Algo tan inesperado como Elvira Lindo (2ª parte)



«Siempre temo no ir al fondo de un oficio o de mis aficiones, sobrevolar por todos ellos por pereza o por miedo al verdadero compromiso o a no valer realmente para nada.»
Elvira Lindo, Noches sin dormir (Último invierno en Nueva York)


Lo que me queda por vivir es una novela de corte intimista en la que una madre reconstruye la encrucijada de azares, no exenta de zonas oscuras y de remordimientos, en la que se ha convertido su vida. A la naturalidad y a la amenidad de su prosa, dos de los atributos que Elvira Lindo ha conseguido convertir en una especie de sello personal, se les une la complejidad existencial y la profundidad psicológica con las que consigue retratar a sus personajes, un aspecto de su obra que no conocía hasta este momento.

Además de su prodigiosa capacidad para introducir rasgos de humor que suavizan los aspectos más trágicos o más sórdidos de la narración, otra de las virtudes de su estilo es la facilidad que tiene para insertar diálogos atractivos y veloces en medio de la trama, una habilidad seguramente adquirida y afinada gracias a su labor como guionista de cine.

Junto con su admirable destreza para describir no solo las profundidades abismales del alma humana, con sus luces y sus sombras, resulta envidiable su maestría para reconstruir el ambiente de una época -en este caso, el Madrid de los ochenta: el del distanciamiento del franquismo, el del ascenso laboral de la clase media, el de la “Movida” y también el de la droga-, que describe con la pincelada fina de un paisajista, adornado con todo lujo de detalles, con abundantes apuntes sociológicos.

Al hilo de la lectura de esta novela, me he preguntado sobre la escasa o nula importancia que suele concederse al universo femenino en el ámbito de la literatura, algo que no suele nombrarse en los suplementos culturales si no es para pasar tangencialmente por él, en el mejor de los casos, o para tratarlo en un tono de desconsideración o directamente de menosprecio, en el peor de ellos.

Tengo para mí que la crítica literaria sigue teniendo -para su propia depauperación- fuertes prejuicios patriarcales demasiados arraigados en el seno de nuestra sociedad; que de forma muy escasa e inusual se valora convenientemente la literatura escrita por mujeres; y que no se llega a reconocer lo suficiente los logros de nuestras escritoras más importantes, al menos no con la rotundidad y la insistencia con la que suele hacerse con sus homólogos masculinos.

En el caso particular de Elvira Lindo, creo que a la circunstancia azarosa de ser una mujer en medio de un ambiente que todavía arrastra pesados sesgos machistas, se le une la confluencia de otras consideraciones que probablemente hayan perjudicado su valoración como una de las escritoras más originales en la actualidad y, por ende, le hayan escamoteado el lugar que le corresponde por derecho propio en el panorama narrativo.

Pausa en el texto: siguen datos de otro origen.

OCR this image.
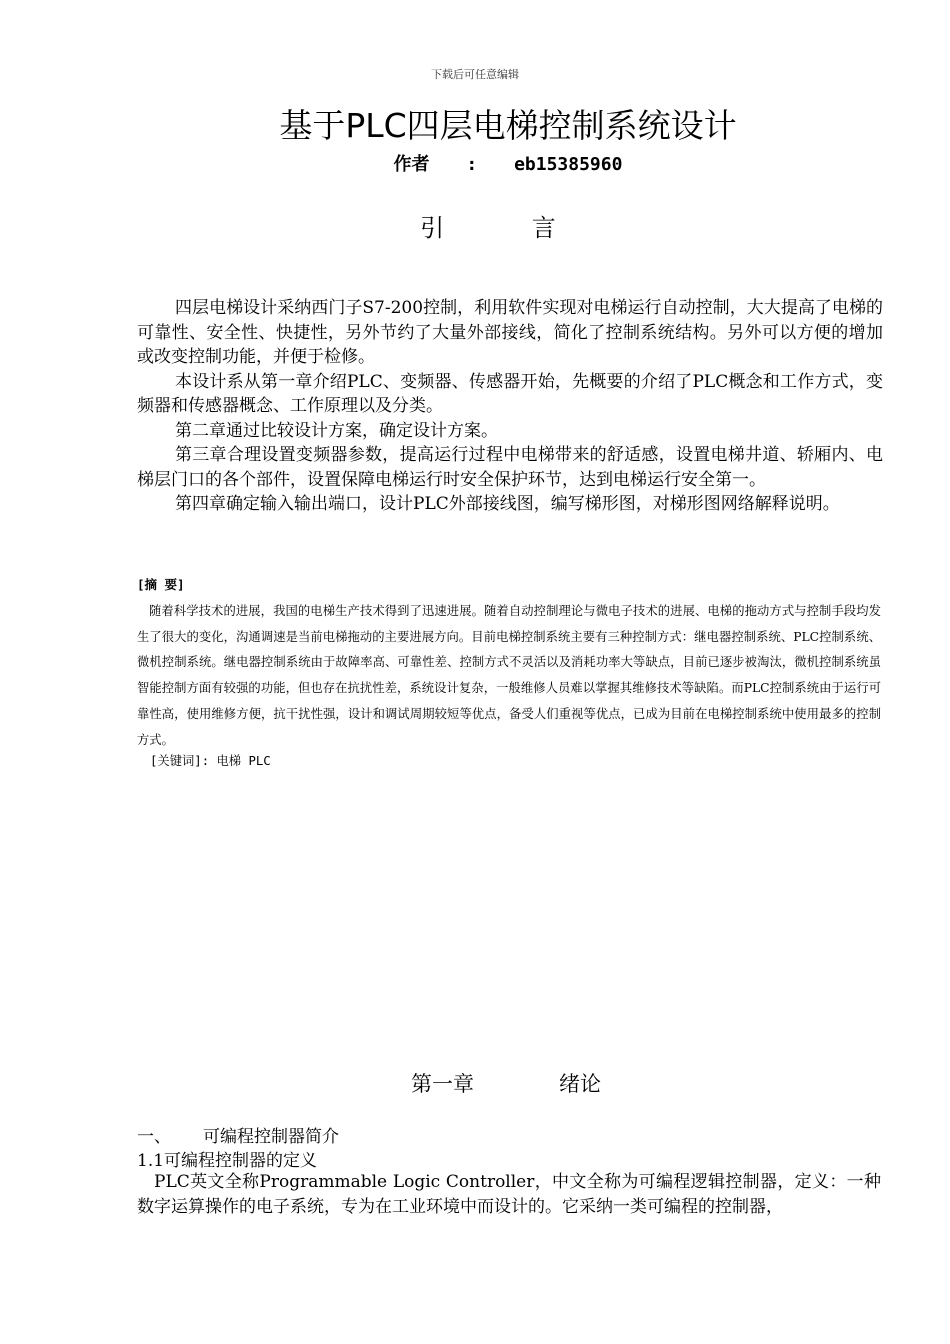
下载后可任意编辑
基于PLC四层电梯控制系统设计
作者 : eb15385960
引 言

四层电梯设计采纳西门子S7-200控制，利用软件实现对电梯运行自动控制，大大提高了电梯的可靠性、安全性、快捷性，另外节约了大量外部接线，简化了控制系统结构。另外可以方便的增加或改变控制功能，并便于检修。

本设计系从第一章介绍PLC、变频器、传感器开始，先概要的介绍了PLC概念和工作方式，变频器和传感器概念、工作原理以及分类。

第二章通过比较设计方案，确定设计方案。

第三章合理设置变频器参数，提高运行过程中电梯带来的舒适感，设置电梯井道、轿厢内、电梯层门口的各个部件，设置保障电梯运行时安全保护环节，达到电梯运行安全第一。

第四章确定输入输出端口，设计PLC外部接线图，编写梯形图，对梯形图网络解释说明。

[摘 要]

随着科学技术的进展，我国的电梯生产技术得到了迅速进展。随着自动控制理论与微电子技术的进展、电梯的拖动方式与控制手段均发生了很大的变化，沟通调速是当前电梯拖动的主要进展方向。目前电梯控制系统主要有三种控制方式：继电器控制系统、PLC控制系统、微机控制系统。继电器控制系统由于故障率高、可靠性差、控制方式不灵活以及消耗功率大等缺点，目前已逐步被淘汰，微机控制系统虽智能控制方面有较强的功能，但也存在抗扰性差，系统设计复杂，一般维修人员难以掌握其维修技术等缺陷。而PLC控制系统由于运行可靠性高，使用维修方便，抗干扰性强，设计和调试周期较短等优点，备受人们重视等优点，已成为目前在电梯控制系统中使用最多的控制方式。

[关键词]: 电梯 PLC
第一章	绪论
一、 可编程控制器简介
1.1可编程控制器的定义

PLC英文全称Programmable Logic Controller，中文全称为可编程逻辑控制器，定义：一种数字运算操作的电子系统，专为在工业环境中而设计的。它采纳一类可编程的控制器，
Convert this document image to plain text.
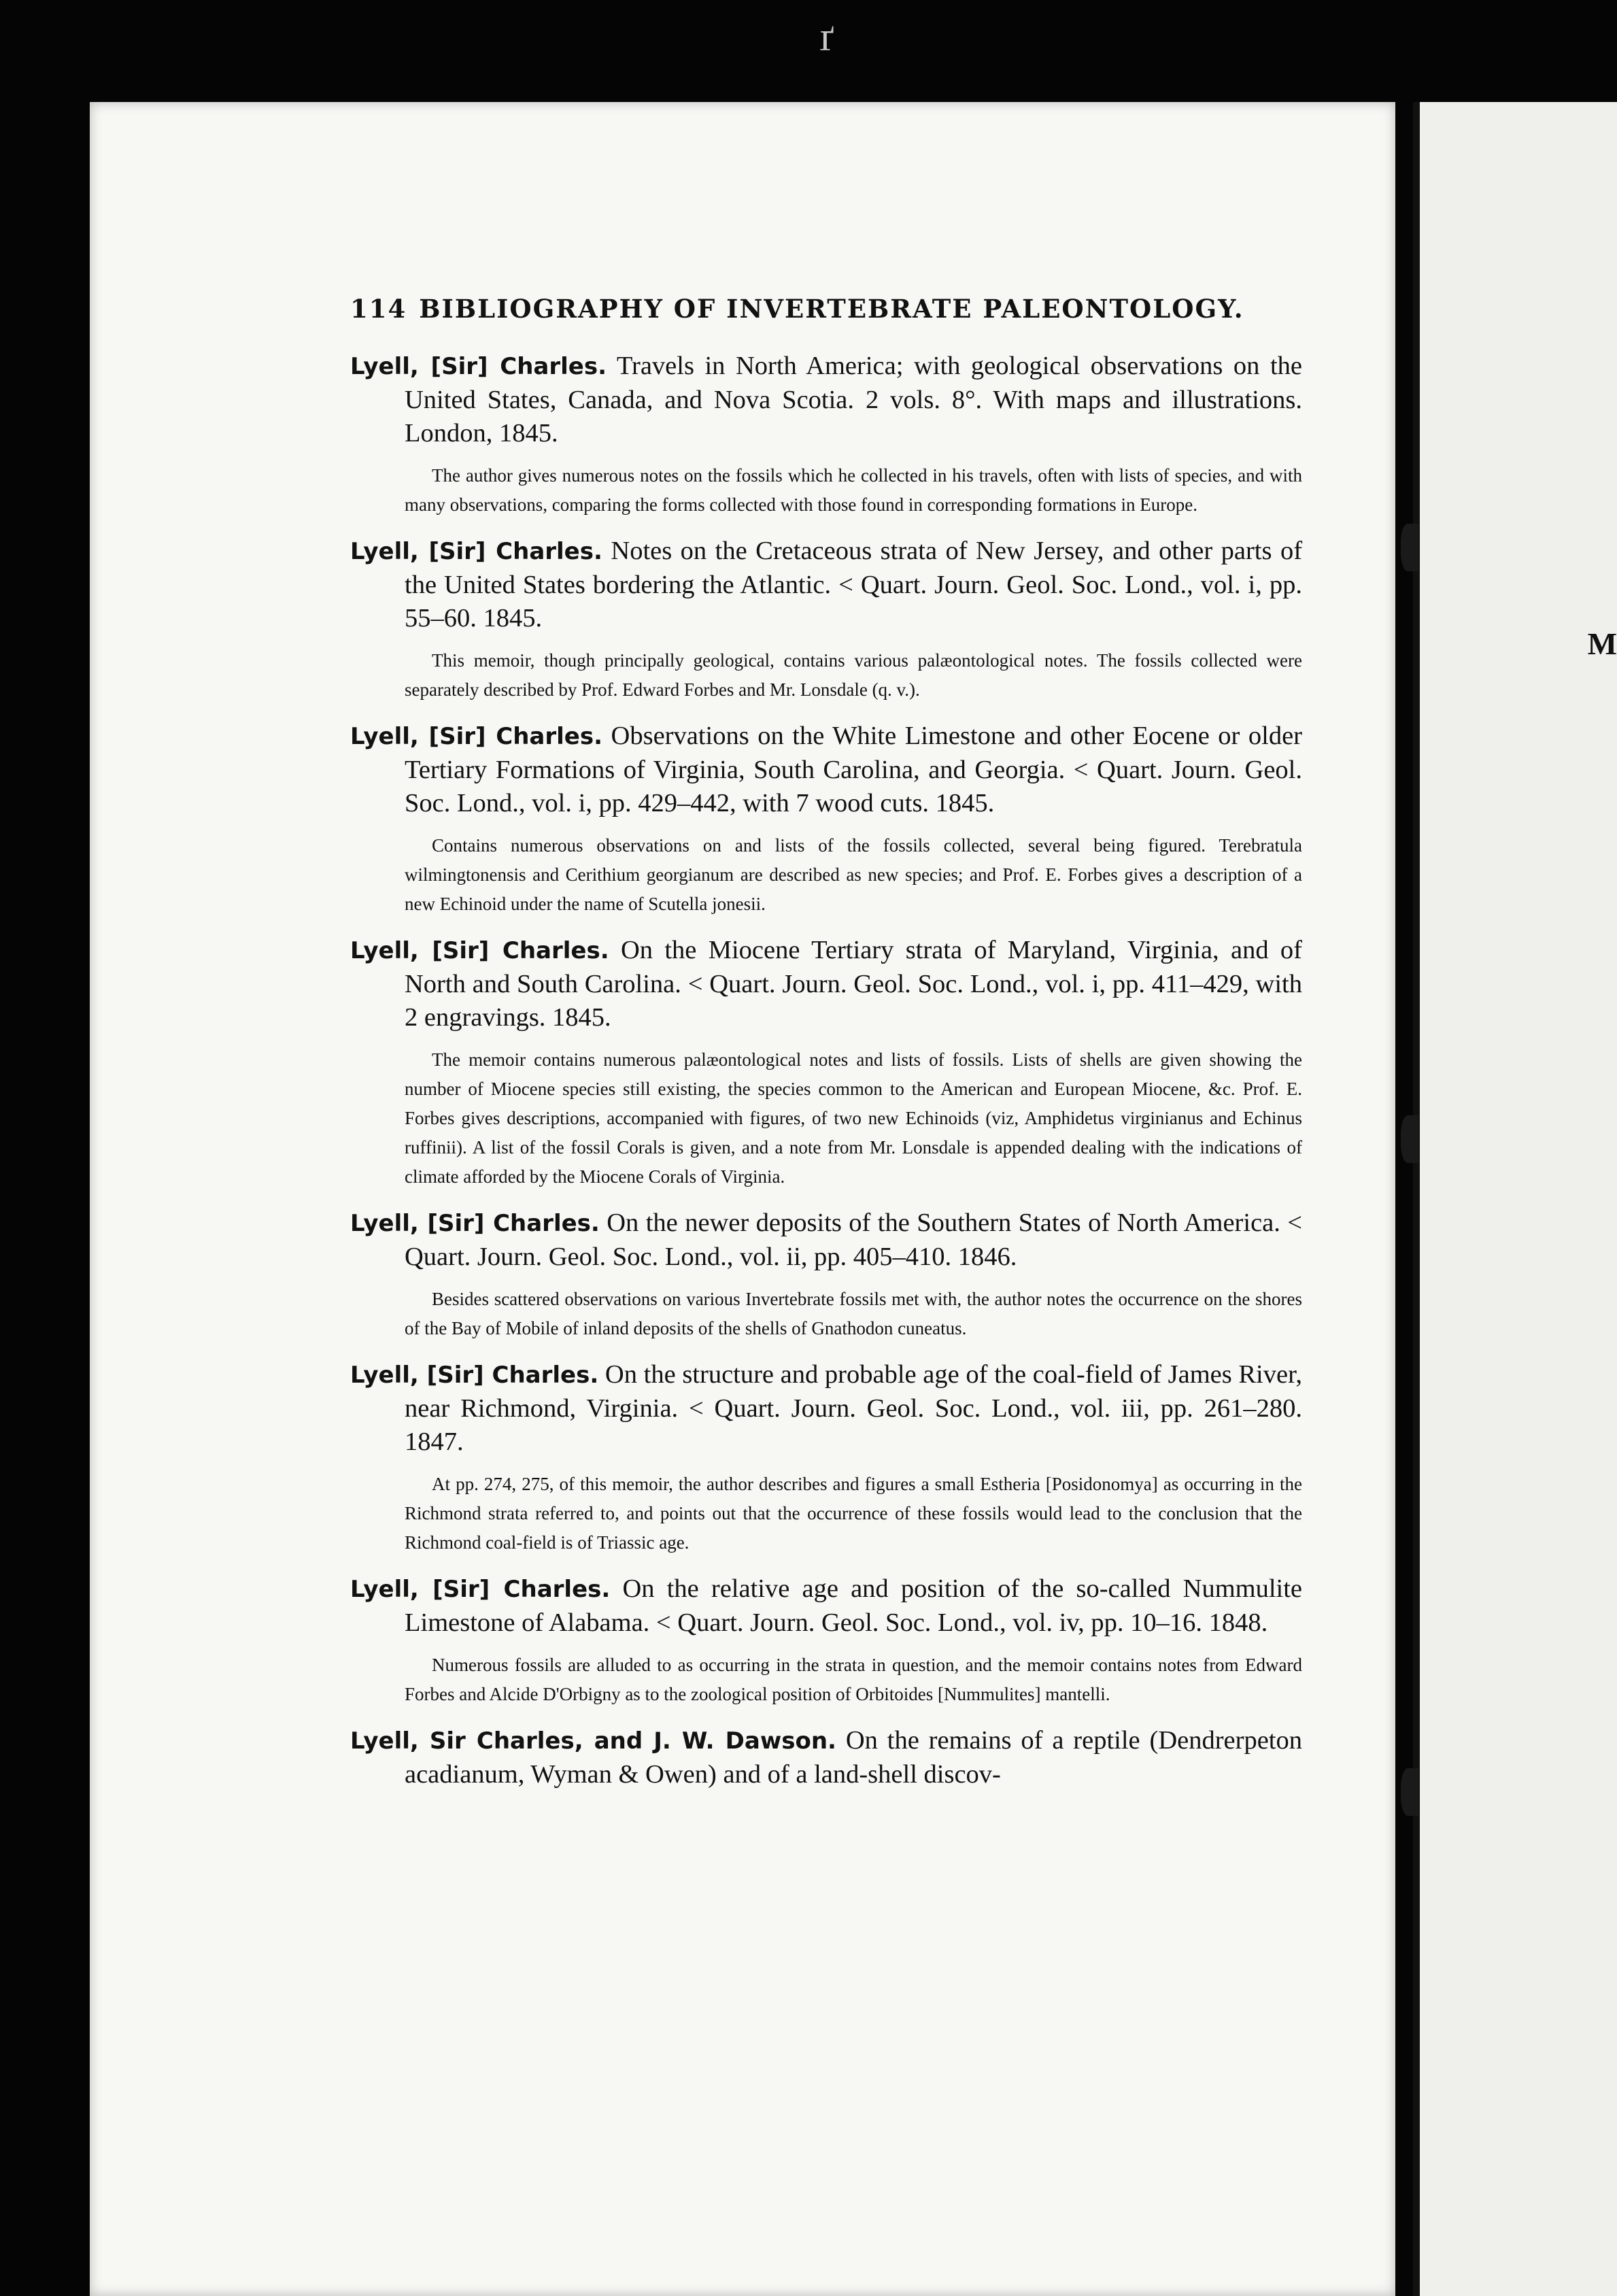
ґ
M
114 BIBLIOGRAPHY OF INVERTEBRATE PALEONTOLOGY.

Lyell, [Sir] Charles. Travels in North America; with geological observations on the United States, Canada, and Nova Scotia. 2 vols. 8°. With maps and illustrations. London, 1845.

The author gives numerous notes on the fossils which he collected in his travels, often with lists of species, and with many observations, comparing the forms collected with those found in corresponding formations in Europe.

Lyell, [Sir] Charles. Notes on the Cretaceous strata of New Jersey, and other parts of the United States bordering the Atlantic. < Quart. Journ. Geol. Soc. Lond., vol. i, pp. 55–60. 1845.

This memoir, though principally geological, contains various palæontological notes. The fossils collected were separately described by Prof. Edward Forbes and Mr. Lonsdale (q. v.).

Lyell, [Sir] Charles. Observations on the White Limestone and other Eocene or older Tertiary Formations of Virginia, South Carolina, and Georgia. < Quart. Journ. Geol. Soc. Lond., vol. i, pp. 429–442, with 7 wood cuts. 1845.

Contains numerous observations on and lists of the fossils collected, several being figured. Terebratula wilmingtonensis and Cerithium georgianum are described as new species; and Prof. E. Forbes gives a description of a new Echinoid under the name of Scutella jonesii.

Lyell, [Sir] Charles. On the Miocene Tertiary strata of Maryland, Virginia, and of North and South Carolina. < Quart. Journ. Geol. Soc. Lond., vol. i, pp. 411–429, with 2 engravings. 1845.

The memoir contains numerous palæontological notes and lists of fossils. Lists of shells are given showing the number of Miocene species still existing, the species common to the American and European Miocene, &c. Prof. E. Forbes gives descriptions, accompanied with figures, of two new Echinoids (viz, Amphidetus virginianus and Echinus ruffinii). A list of the fossil Corals is given, and a note from Mr. Lonsdale is appended dealing with the indications of climate afforded by the Miocene Corals of Virginia.

Lyell, [Sir] Charles. On the newer deposits of the Southern States of North America. < Quart. Journ. Geol. Soc. Lond., vol. ii, pp. 405–410. 1846.

Besides scattered observations on various Invertebrate fossils met with, the author notes the occurrence on the shores of the Bay of Mobile of inland deposits of the shells of Gnathodon cuneatus.

Lyell, [Sir] Charles. On the structure and probable age of the coal-field of James River, near Richmond, Virginia. < Quart. Journ. Geol. Soc. Lond., vol. iii, pp. 261–280. 1847.

At pp. 274, 275, of this memoir, the author describes and figures a small Estheria [Posidonomya] as occurring in the Richmond strata referred to, and points out that the occurrence of these fossils would lead to the conclusion that the Richmond coal-field is of Triassic age.

Lyell, [Sir] Charles. On the relative age and position of the so-called Nummulite Limestone of Alabama. < Quart. Journ. Geol. Soc. Lond., vol. iv, pp. 10–16. 1848.

Numerous fossils are alluded to as occurring in the strata in question, and the memoir contains notes from Edward Forbes and Alcide D'Orbigny as to the zoological position of Orbitoides [Nummulites] mantelli.

Lyell, Sir Charles, and J. W. Dawson. On the remains of a reptile (Dendrerpeton acadianum, Wyman & Owen) and of a land-shell discov-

Me estoy refiriendo a aspectos de su amplia trayectoria profesional, que -ay, casualidades de la vida- suelen ser considerados tradicionalmente como poco “serios” por el establishment literario, como por ejemplo su trabajo como locutora de radio durante muchos años, sus colaboraciones en el ámbito del cine como guionista de películas y, sobre todo, su enorme éxito comercial y de público gracias a la creación de ese personaje infantil llamado Manolito Gafotas. Eso por no mencionar lo que debe suponer ser la esposa de un escritor de la talla de Antonio Muñoz Molina, en una sociedad como la nuestra, con esa tendencia tan acusada a los prejuicios gratuitos.

Aspectos que podrían parecer más bien sutiles y aparentemente inocuos, nombrados como algo circunstancial o anecdótico, en muchas ocasiones casi como algo periférico, pero que sumados todos a la vez, es de temer que sean más determinantes a la hora de ponderar la calidad de su obra literaria que aquellos que realmente son los que se deberían tener en cuenta. Algo que resulta una injustificable falta y un agravio imperdonable.